トヨタ労組、脱「一律ベア」で章男社長の危機感に回答
トヨタ自動車労働組合が2020年の春季労使交渉で、新たな賃上げの仕組みを要求する。基本給を底上げするベースアップ(ベア)に用いてきた賃上げの原資を個人の評価に応じて5段階にわけて配分する制度を検討している。19年の春交渉で豊田章男社長から求められた危機感の共有に応える。(電動化などの)CASEの荒波を迎えて人材獲得競争が激化するなか、トヨタといえども変わらなければならないという現状を労使で分かち合う。
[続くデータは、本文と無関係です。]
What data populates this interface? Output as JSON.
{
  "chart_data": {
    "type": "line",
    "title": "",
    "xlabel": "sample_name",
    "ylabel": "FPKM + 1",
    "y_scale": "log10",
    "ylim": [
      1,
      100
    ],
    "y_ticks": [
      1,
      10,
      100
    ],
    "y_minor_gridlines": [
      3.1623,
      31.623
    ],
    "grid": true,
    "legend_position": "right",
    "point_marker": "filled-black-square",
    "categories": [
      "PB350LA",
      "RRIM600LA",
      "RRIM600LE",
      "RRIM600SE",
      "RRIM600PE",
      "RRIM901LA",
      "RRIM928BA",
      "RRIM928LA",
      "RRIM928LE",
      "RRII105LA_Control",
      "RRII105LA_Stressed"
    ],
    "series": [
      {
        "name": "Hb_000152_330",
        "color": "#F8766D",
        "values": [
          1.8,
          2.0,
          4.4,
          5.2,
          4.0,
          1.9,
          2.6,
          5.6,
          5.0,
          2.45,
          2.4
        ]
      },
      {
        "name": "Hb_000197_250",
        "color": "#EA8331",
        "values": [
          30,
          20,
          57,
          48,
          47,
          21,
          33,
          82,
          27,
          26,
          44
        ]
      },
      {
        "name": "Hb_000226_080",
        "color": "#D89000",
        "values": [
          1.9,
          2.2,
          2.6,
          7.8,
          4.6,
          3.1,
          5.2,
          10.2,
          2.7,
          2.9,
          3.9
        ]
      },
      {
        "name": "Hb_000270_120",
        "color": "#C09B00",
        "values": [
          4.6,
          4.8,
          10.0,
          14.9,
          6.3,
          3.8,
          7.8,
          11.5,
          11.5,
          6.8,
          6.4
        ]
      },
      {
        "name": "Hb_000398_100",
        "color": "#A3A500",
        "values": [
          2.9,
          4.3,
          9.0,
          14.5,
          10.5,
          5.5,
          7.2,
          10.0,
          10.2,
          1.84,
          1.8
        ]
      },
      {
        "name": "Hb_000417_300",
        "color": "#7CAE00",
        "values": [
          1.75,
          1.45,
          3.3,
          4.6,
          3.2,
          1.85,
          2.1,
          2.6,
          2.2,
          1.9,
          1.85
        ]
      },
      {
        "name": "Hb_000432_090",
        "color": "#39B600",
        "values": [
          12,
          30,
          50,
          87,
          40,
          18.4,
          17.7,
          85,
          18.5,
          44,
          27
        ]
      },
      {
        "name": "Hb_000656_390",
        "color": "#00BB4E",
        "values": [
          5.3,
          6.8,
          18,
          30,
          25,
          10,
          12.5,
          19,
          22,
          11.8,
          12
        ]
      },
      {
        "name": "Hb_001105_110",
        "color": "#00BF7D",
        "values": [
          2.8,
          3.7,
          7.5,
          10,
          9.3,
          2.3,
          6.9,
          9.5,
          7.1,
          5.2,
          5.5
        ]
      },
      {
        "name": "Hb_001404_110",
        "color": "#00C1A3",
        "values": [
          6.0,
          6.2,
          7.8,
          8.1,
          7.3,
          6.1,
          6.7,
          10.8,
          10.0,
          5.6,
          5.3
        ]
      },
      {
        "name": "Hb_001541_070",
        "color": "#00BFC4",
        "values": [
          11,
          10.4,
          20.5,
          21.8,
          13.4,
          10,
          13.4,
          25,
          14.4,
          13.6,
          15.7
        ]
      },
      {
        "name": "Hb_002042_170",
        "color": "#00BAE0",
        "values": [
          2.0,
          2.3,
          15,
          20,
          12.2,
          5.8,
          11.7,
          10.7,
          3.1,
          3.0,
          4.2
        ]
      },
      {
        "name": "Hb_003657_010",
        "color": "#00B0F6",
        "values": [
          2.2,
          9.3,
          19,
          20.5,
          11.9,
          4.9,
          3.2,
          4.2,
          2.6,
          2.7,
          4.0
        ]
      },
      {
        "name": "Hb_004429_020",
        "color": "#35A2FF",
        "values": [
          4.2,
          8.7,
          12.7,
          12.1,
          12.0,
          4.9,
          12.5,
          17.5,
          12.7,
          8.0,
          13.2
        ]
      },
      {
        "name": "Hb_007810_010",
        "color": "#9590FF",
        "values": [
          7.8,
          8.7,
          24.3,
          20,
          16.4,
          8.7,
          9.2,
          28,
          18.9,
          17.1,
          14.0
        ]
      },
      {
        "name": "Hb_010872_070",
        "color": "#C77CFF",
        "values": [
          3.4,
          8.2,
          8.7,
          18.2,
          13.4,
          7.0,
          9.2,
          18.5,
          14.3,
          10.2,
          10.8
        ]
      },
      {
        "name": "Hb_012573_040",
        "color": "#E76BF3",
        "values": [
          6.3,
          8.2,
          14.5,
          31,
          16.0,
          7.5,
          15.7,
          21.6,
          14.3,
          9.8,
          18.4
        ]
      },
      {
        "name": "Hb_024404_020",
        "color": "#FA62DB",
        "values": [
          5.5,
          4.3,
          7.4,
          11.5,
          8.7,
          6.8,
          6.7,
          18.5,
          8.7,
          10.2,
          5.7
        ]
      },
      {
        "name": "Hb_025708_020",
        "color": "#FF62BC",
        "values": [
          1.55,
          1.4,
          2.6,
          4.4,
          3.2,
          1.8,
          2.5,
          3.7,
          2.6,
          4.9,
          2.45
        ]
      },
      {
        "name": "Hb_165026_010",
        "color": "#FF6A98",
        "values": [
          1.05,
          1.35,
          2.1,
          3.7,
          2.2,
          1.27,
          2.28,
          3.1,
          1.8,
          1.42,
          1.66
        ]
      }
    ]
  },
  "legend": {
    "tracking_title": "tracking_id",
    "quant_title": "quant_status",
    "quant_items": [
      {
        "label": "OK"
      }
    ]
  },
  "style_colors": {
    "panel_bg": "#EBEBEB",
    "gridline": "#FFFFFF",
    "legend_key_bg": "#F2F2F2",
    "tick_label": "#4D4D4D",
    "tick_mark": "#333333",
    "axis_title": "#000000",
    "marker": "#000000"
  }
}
残り0.02リットルまで使い切れば、1カ月11万3818円の原価低減に――。愛知県豊田市にあるトヨタの高岡工場。現場担当者たちは、塗装工程で缶の底に残った塗料を使えるよう空気を吹き付けて吸い上げる仕組みを考案した。
「削減効果はわずかで以前なら見向きもしなかったが、稼ぐ力のある現場を目指し、みんな率先して取り組んでいる」。小野田真光・第1塗装課長は話す。トヨタ労組の組合員約6万9千人が小数点以下の無駄に対してこれほどまでに目を光らせるようになったのには理由がある。